A oficina Magnu, cujo lema é ‘entra vestido e sai nu’, é afamada na região de Sobradinho, por começar, mas não terminar o serviço. Leopoldo, o proprietário, prefere não cobrar seu funcionário, Zé Raimundo, vulgo Boquinha, pois sabe que o sujeito, apesar de competente, tem lá seus dias de esbórnia. No mais, apesar das constantes reclamações da clientela, parece que o clima é amigável, já que os palavrões costumam sair sem a menor cerimônia.

Expedito, mais pra lá do que pra cá nos seus 93 anos, teria deixado seu possante, um Opala 74, cor-de-abacate, aos cuidados do Boquinha. O problema alegado pelo velho era no câmbio, que estava arranhando ao passar as marchas.
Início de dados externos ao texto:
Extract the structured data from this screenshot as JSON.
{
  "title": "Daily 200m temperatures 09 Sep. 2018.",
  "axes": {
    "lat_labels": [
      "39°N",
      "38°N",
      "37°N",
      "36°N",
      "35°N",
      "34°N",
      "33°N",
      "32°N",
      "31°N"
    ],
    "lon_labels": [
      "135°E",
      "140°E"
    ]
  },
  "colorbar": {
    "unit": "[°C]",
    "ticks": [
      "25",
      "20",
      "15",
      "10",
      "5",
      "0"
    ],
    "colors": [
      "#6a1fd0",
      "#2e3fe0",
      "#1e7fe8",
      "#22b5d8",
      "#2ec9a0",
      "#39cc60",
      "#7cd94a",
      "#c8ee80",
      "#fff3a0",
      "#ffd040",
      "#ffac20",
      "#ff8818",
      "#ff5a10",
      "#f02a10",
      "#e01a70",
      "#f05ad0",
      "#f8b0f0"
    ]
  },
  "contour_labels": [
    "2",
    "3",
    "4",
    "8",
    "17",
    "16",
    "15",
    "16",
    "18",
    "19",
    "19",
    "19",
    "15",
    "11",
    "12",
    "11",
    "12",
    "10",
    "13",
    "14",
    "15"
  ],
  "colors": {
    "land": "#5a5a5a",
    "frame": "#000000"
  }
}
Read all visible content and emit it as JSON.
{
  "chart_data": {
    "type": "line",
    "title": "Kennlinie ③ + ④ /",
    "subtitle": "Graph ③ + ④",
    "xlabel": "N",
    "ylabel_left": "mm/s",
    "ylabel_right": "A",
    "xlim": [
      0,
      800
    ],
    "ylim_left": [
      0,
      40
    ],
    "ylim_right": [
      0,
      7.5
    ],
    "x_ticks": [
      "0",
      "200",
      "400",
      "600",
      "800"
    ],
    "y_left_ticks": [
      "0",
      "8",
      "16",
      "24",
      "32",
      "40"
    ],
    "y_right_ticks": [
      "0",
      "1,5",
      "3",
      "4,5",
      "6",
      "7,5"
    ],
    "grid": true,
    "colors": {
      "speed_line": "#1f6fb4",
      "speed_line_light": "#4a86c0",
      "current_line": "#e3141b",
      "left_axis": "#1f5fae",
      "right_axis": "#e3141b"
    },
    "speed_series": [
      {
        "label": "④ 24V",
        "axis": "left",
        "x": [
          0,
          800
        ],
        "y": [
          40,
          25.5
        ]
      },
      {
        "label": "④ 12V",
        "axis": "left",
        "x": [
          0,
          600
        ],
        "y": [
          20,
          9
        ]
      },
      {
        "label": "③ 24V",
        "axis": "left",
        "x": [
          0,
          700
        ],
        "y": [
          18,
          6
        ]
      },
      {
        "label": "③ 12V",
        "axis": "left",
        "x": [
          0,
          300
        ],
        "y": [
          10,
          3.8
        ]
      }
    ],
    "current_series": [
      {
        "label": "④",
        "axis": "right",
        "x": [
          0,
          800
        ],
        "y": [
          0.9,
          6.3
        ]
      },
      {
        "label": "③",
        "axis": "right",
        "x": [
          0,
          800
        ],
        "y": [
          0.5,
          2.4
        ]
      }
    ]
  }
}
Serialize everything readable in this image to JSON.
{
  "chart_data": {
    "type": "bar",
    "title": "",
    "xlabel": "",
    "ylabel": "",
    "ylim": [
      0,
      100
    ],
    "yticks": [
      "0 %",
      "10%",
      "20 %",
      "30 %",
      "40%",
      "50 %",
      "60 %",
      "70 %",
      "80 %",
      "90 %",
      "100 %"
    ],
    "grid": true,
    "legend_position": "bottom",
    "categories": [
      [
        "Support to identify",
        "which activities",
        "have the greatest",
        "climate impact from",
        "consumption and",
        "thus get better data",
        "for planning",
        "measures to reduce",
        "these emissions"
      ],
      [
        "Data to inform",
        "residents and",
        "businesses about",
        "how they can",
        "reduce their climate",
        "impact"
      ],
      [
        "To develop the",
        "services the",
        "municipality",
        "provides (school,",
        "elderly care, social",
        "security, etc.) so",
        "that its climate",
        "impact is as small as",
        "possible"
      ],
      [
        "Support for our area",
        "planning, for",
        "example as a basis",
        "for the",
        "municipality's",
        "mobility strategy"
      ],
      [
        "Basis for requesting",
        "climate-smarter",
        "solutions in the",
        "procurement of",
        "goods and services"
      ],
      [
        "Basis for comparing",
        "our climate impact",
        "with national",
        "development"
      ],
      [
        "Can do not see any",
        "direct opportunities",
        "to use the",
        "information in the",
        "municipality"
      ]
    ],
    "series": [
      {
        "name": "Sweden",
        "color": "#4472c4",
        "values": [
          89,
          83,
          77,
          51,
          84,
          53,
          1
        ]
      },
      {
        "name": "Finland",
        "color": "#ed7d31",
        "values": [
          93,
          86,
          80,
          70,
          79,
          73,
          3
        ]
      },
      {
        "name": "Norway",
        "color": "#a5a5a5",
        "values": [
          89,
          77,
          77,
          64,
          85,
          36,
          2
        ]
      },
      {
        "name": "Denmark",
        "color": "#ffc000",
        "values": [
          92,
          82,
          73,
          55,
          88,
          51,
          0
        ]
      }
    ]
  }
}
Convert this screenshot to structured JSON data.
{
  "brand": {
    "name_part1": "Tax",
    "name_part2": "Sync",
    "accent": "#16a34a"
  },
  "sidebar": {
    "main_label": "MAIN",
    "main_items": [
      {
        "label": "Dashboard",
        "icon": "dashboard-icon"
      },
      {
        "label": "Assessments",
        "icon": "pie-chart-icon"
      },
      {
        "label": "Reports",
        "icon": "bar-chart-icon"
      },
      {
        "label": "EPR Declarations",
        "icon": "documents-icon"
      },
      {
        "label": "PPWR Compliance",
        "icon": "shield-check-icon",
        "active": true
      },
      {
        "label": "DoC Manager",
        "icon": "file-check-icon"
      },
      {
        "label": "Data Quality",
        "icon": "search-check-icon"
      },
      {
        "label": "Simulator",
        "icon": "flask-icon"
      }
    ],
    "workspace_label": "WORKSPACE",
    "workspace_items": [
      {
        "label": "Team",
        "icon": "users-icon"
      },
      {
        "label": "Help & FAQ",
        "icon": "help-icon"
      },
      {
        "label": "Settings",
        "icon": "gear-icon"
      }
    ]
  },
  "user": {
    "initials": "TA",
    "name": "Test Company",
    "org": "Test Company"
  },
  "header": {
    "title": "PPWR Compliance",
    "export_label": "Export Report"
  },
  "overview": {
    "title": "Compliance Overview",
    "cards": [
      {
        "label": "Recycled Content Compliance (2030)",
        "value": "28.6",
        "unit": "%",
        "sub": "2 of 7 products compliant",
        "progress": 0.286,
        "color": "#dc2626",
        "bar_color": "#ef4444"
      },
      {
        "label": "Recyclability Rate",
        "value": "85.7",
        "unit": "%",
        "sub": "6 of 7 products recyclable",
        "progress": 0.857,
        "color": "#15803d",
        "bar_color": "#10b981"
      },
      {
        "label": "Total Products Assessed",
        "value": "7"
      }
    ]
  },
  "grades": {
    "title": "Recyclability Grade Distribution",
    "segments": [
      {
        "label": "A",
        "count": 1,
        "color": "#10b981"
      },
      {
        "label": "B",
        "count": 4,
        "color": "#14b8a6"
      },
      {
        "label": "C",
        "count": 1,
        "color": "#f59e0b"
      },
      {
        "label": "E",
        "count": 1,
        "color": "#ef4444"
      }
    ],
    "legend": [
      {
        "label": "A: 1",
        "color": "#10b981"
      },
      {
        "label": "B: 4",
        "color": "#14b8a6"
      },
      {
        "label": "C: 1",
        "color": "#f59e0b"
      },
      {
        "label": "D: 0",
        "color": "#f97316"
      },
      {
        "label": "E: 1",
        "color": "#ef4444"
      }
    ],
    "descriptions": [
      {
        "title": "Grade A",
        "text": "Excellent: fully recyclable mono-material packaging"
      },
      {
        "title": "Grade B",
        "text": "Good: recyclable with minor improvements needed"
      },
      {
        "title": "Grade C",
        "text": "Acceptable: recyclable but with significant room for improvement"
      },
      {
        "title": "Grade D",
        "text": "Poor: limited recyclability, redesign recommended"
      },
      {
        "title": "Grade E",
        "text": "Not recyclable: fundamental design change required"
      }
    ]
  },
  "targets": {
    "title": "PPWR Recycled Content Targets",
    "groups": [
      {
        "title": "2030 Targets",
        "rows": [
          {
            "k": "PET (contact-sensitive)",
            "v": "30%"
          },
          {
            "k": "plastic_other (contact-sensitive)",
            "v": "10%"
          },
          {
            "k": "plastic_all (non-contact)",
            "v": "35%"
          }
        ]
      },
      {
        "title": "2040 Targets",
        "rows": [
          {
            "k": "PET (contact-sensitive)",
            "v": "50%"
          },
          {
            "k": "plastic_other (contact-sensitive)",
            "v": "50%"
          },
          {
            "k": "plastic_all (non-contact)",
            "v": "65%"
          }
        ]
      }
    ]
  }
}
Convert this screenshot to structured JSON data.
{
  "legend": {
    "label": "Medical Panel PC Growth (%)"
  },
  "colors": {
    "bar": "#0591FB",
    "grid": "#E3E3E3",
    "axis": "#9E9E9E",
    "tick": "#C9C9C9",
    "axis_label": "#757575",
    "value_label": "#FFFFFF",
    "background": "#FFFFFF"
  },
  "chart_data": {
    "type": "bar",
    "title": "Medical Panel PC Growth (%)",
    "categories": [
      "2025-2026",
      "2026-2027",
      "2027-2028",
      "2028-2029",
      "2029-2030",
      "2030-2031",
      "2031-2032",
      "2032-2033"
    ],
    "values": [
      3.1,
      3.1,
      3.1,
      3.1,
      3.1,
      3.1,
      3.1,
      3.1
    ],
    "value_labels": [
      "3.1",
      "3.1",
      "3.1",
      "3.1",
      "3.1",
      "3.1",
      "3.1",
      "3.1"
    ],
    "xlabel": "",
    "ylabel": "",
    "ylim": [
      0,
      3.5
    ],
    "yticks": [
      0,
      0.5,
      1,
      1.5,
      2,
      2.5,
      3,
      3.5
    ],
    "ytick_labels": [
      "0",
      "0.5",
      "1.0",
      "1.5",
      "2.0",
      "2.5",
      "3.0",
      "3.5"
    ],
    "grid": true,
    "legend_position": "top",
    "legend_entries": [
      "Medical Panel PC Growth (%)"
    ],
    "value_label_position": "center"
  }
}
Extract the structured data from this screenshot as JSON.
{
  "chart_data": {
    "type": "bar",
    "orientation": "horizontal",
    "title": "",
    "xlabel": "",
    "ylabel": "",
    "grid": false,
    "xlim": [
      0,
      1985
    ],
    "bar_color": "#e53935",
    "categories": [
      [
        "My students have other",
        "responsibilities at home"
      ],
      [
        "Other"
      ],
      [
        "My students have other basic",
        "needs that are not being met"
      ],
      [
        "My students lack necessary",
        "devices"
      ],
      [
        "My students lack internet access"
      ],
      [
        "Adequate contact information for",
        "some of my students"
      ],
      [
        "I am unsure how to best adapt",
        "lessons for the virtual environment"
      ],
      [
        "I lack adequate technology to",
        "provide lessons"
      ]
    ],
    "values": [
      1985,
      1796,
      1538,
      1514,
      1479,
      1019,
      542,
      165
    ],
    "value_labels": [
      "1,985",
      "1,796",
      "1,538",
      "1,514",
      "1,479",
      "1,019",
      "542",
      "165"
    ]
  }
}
Coisa simples de se resolver, segundo o mecânico, mas que já se estendia para mais de mês.

Insatisfeito, lá foi o Expedito fazer uma pequena reclamação. Conhecedor que era do azedume do Boquinha, o cliente conversou com o Leopoldo, que tentou apaziguar a situação. Na verdade, o dono da Magnu sabia que não adiantaria dar bronca no seu funcionário, que, sensível ao extremo, era capaz de fazer birra e atrasar ainda mais o serviço.

` — Pode deixar, seu Expedito, que vou falar com o Boquinha.

— Mas vai mesmo?

— Pode ficar sossegado, que quem manda aqui sou eu.

— Só quero ver, hein, Leopoldo!

Obviamente que o patrão não teve coragem nem ânimo de repassar a queixa do cliente para o Boquinha. Foi aí que, dois dias depois do ocorrido, eis que o Expedito chegou esbaforido na oficina.

— O senhor quer uma água?

— Que água o quê, Leopoldo! Quero o meu carro!

— Olha o coração, seu Expedito. O senhor não pode ficar nervoso. A pressão pode subir.

— Leopoldo, já tô por aqui!

Nisso, o Boquinha, que estava mexendo numa camionete antiga de outro cliente, o Gilmarildo, percebeu o imbróglio e foi se inteirar do assunto.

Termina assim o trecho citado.